Only 1 executive is directly connected to the Glean-specific announcement trail based on currently verified sources: Anshu Sharma, Co-founder and CEO of Skyflow. A public LinkedIn post dated April 16, 2026 references organizations deploying Glean while needing advanced protections around sensitive information.

Other Skyflow executives and founders are verified company personnel but are not directly associated with this specific announcement based on available evidence. The same applies to Glean leadership. While executives including Arvind Jain, Vishwanath T R, and Tony Gentilcore are verified leaders at Glean, none appear as participants, endorsers, speakers, or quoted representatives in the Skyflow for Glean source record.

That separation is important because it prevents overstating the relationship between the companies.


What This Signals

The most interesting part of this story is not what has been announced. It is what enterprise buyers are signaling through their behavior. Organizations increasingly want AI systems connected to broader pools of internal knowledge. At the same time, legal, security, compliance, and privacy teams are demanding stronger safeguards before opening those doors.

That tension is creating an entirely new infrastructure layer around AI governance. Skyflow appears to be betting that the winners in enterprise AI will not simply be the companies that surface information fastest. They will be the companies that determine how information moves, who sees it, and when it becomes visible.

If that thesis proves correct, governance platforms may become as strategically important to enterprise AI deployments as the models themselves. For operators, founders, security leaders, and enterprise buyers, the larger signal is clear: AI adoption is no longer just a model conversation.

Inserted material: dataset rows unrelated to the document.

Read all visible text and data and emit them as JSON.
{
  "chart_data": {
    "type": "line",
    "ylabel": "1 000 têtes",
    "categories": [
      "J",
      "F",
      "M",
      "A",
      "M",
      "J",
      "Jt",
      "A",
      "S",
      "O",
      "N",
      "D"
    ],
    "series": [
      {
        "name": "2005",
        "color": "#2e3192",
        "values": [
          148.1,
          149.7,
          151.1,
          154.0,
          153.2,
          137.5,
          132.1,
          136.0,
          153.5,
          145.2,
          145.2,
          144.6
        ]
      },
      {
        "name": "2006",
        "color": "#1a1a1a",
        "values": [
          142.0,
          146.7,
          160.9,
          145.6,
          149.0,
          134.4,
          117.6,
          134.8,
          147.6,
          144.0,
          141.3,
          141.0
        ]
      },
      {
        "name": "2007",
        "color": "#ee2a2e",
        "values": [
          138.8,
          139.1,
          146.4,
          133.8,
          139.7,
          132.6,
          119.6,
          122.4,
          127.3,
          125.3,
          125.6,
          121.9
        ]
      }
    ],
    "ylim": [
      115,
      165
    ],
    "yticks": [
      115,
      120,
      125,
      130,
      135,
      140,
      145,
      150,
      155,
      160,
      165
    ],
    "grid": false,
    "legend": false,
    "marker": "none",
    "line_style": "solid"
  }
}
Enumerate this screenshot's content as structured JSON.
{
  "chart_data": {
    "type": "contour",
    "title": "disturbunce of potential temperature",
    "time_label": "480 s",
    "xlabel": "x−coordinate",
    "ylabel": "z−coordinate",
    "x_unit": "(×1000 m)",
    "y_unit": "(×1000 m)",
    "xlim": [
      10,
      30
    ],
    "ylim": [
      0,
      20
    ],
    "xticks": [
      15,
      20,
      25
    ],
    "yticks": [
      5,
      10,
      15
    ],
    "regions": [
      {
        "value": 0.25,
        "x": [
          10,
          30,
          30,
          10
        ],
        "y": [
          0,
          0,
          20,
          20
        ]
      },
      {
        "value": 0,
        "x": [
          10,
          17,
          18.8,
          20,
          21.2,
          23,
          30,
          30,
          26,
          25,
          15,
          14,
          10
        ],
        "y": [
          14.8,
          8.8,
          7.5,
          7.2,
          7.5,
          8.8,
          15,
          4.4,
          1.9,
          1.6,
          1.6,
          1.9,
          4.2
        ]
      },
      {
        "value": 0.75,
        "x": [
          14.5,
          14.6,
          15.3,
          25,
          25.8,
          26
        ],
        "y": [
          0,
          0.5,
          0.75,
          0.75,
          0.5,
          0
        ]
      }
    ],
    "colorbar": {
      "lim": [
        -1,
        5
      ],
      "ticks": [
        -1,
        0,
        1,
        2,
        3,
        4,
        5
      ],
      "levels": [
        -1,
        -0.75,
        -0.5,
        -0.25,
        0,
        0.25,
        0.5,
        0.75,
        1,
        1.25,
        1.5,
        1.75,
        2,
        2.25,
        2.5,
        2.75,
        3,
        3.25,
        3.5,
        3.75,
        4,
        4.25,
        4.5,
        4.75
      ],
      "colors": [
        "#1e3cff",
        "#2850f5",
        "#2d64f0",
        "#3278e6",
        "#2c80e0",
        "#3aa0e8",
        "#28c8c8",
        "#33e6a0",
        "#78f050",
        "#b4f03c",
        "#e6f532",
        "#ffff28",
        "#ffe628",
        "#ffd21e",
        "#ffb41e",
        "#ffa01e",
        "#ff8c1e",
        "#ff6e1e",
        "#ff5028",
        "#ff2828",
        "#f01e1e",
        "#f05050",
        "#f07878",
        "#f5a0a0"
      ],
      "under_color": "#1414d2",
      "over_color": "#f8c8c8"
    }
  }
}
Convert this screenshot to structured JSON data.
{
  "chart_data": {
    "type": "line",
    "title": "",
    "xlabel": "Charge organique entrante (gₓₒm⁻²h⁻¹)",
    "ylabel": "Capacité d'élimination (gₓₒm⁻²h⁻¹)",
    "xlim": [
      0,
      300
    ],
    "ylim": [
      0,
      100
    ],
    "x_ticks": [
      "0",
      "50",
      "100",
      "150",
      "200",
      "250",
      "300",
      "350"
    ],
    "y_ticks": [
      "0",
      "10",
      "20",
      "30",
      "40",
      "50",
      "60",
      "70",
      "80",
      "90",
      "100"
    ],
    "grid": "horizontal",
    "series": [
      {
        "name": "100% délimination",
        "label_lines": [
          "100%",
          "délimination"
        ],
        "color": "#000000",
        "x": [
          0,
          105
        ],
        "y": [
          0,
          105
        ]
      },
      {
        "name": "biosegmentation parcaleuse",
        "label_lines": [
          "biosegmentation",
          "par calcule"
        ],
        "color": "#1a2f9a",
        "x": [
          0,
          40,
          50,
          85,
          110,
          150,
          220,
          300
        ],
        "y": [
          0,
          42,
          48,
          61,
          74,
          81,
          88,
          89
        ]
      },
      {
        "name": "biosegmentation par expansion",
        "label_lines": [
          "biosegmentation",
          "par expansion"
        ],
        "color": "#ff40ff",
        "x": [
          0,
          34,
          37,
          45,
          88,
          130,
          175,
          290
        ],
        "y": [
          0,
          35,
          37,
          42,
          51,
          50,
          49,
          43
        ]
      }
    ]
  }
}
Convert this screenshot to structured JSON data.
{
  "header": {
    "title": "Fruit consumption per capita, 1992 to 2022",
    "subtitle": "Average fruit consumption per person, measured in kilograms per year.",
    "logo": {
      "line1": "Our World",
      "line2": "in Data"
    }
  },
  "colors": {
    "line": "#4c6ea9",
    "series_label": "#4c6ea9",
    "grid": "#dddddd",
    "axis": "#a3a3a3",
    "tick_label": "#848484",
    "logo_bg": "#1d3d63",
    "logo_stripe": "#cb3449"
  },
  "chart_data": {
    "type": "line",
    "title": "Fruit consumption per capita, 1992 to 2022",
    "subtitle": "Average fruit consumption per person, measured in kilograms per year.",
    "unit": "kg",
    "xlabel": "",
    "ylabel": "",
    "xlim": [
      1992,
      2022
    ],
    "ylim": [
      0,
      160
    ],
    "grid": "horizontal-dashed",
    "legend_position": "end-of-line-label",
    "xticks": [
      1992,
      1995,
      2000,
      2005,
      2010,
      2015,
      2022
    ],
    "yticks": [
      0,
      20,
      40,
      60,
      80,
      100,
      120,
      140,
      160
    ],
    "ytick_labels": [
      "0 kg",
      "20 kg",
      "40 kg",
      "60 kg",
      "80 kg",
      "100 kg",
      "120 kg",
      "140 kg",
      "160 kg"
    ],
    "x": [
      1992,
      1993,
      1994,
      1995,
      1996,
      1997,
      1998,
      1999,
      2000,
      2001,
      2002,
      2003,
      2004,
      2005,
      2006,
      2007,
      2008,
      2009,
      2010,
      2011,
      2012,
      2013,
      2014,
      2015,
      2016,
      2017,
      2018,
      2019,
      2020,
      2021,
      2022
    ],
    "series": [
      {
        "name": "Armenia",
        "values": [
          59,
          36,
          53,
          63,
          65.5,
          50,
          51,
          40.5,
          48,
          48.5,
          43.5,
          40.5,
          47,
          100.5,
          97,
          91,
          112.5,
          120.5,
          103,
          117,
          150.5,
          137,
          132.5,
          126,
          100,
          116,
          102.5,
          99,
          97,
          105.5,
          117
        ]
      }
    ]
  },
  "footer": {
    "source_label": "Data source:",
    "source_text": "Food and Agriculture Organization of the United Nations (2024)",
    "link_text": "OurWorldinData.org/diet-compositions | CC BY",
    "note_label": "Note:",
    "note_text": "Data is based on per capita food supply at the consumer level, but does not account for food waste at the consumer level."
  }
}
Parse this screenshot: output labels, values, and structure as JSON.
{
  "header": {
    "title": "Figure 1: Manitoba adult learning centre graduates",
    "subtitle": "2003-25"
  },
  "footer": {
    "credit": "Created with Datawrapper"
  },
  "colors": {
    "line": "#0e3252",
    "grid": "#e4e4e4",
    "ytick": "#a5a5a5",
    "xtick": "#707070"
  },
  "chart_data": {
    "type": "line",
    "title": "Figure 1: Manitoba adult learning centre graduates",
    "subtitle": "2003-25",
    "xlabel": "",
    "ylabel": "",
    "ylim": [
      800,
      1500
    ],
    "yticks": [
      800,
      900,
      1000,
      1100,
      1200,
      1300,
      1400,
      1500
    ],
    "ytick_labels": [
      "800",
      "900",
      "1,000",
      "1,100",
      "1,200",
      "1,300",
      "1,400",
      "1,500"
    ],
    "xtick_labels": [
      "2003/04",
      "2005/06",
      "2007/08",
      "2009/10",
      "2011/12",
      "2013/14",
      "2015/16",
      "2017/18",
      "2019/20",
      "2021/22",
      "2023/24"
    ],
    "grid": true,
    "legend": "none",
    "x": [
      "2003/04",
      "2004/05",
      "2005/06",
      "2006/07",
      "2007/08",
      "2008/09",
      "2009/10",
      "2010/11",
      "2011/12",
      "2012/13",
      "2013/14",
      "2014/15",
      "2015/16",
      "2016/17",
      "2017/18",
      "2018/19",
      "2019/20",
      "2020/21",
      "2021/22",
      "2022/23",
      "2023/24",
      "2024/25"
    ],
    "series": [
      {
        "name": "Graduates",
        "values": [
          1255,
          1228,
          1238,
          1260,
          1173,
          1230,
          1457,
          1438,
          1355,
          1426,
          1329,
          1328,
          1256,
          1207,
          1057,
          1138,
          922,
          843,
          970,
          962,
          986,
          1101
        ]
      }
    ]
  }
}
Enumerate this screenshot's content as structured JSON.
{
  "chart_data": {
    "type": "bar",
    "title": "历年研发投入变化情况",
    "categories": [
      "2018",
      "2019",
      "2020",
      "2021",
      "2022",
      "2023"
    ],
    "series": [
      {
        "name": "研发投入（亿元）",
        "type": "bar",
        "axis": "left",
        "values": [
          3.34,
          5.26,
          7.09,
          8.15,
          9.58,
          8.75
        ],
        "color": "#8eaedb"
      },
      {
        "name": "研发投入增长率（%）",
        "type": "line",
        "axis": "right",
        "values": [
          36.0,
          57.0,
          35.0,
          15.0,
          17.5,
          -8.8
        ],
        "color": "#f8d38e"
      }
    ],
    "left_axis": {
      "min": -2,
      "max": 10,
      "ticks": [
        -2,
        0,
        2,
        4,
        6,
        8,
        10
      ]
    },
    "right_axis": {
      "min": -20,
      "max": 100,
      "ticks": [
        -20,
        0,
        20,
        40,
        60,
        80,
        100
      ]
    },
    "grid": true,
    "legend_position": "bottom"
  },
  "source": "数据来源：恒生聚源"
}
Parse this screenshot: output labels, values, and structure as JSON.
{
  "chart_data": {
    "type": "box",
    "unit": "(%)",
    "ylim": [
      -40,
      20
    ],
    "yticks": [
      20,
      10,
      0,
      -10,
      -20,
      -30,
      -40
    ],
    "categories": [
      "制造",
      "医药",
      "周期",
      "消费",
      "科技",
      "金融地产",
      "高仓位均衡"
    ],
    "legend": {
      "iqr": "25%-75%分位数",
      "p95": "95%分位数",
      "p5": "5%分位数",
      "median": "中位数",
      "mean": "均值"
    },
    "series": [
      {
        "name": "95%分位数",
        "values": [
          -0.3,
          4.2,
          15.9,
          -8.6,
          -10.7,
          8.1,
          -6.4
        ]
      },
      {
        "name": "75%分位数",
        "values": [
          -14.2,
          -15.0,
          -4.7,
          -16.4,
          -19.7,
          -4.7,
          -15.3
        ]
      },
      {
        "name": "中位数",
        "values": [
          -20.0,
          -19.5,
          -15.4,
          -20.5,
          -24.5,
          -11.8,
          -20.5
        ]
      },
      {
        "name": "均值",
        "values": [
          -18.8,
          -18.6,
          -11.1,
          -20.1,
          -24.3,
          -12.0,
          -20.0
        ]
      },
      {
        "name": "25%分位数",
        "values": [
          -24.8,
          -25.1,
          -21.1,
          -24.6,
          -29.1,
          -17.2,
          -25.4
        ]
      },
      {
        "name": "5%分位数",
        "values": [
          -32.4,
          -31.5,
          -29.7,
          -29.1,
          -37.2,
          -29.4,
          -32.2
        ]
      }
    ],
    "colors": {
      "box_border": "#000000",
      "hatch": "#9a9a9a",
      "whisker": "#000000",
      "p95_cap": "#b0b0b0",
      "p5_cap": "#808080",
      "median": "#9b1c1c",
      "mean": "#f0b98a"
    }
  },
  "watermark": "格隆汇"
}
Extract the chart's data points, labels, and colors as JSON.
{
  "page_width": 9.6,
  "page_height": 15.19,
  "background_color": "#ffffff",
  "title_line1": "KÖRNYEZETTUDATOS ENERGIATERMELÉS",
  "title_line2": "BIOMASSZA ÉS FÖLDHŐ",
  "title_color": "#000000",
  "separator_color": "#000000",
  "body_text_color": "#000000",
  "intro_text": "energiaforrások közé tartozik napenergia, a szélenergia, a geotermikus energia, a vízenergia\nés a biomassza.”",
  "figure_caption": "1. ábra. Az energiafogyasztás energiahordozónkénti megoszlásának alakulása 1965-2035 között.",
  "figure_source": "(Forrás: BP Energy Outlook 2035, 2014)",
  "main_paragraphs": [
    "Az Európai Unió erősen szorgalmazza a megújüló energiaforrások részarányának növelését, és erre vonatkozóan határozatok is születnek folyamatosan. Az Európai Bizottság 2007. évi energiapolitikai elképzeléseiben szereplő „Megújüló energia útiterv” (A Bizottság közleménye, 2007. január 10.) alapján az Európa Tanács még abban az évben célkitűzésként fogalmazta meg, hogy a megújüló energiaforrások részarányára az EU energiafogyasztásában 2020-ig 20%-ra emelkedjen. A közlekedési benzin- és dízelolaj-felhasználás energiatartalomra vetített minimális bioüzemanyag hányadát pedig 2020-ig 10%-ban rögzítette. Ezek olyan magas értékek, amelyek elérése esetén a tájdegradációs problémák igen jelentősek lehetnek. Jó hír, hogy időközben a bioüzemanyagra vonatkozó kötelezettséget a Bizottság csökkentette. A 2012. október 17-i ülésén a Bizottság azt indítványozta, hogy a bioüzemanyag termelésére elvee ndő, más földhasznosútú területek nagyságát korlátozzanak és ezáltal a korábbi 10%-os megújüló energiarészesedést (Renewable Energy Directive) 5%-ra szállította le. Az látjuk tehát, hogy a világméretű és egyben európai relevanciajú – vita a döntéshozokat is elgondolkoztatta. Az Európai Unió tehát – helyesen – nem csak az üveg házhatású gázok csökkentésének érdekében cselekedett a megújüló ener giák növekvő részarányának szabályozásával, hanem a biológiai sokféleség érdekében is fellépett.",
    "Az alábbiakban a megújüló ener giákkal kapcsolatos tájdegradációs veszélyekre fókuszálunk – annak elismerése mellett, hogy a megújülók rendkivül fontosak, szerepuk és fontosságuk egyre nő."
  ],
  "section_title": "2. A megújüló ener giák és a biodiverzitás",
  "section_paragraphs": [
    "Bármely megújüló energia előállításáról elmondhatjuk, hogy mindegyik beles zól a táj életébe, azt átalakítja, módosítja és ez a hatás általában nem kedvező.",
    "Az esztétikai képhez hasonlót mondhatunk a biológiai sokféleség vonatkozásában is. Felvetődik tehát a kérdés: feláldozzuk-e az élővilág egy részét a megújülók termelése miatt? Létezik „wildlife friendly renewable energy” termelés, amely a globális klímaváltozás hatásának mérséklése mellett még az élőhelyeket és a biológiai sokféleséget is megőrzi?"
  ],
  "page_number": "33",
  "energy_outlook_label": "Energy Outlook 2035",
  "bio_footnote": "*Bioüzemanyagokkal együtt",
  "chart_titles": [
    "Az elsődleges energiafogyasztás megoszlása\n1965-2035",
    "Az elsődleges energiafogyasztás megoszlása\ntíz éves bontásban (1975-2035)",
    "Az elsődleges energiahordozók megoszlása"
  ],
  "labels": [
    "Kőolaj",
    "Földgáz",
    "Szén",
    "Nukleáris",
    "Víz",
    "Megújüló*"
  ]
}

It is increasingly a governance conversation.


Frequently Asked Questions

What is Skyflow for Glean?

Skyflow for Glean is a Skyflow solution designed to help organizations apply privacy and governance controls to Glean-powered enterprise AI search workflows.

Is Skyflow for Glean a formal partnership?

Current evidence supports a Skyflow-published solution offering. Available sources do not explicitly confirm a co-announced partnership between Skyflow and Glean.

What does Skyflow do?

Skyflow is a Palo Alto-based data privacy company focused on protecting sensitive information through privacy infrastructure and AI governance technologies.

What is Runtime AI Data Control?

Runtime AI Data Control refers to governance applied while AI systems retrieve, process, and expose information rather than only when data is stored.

Why is governance becoming important in enterprise AI?

As AI systems gain access to more organizational information, companies need stronger controls to prevent sensitive data from being exposed through prompts, search results, retrieval systems, and memory layers.

Who is Anshu Sharma?

Anshu Sharma is the Co-founder and CEO of Skyflow and the only named executive directly connected to the Glean-specific announcement trail.

What industries are most affected by AI governance?

Financial services, healthcare, professional services, government, and large enterprises managing regulated or sensitive information face the strongest governance requirements.

How does Skyflow relate to Glean?

Skyflow positions its technology as a governance and privacy layer that can operate alongside Glean and other enterprise AI search platforms.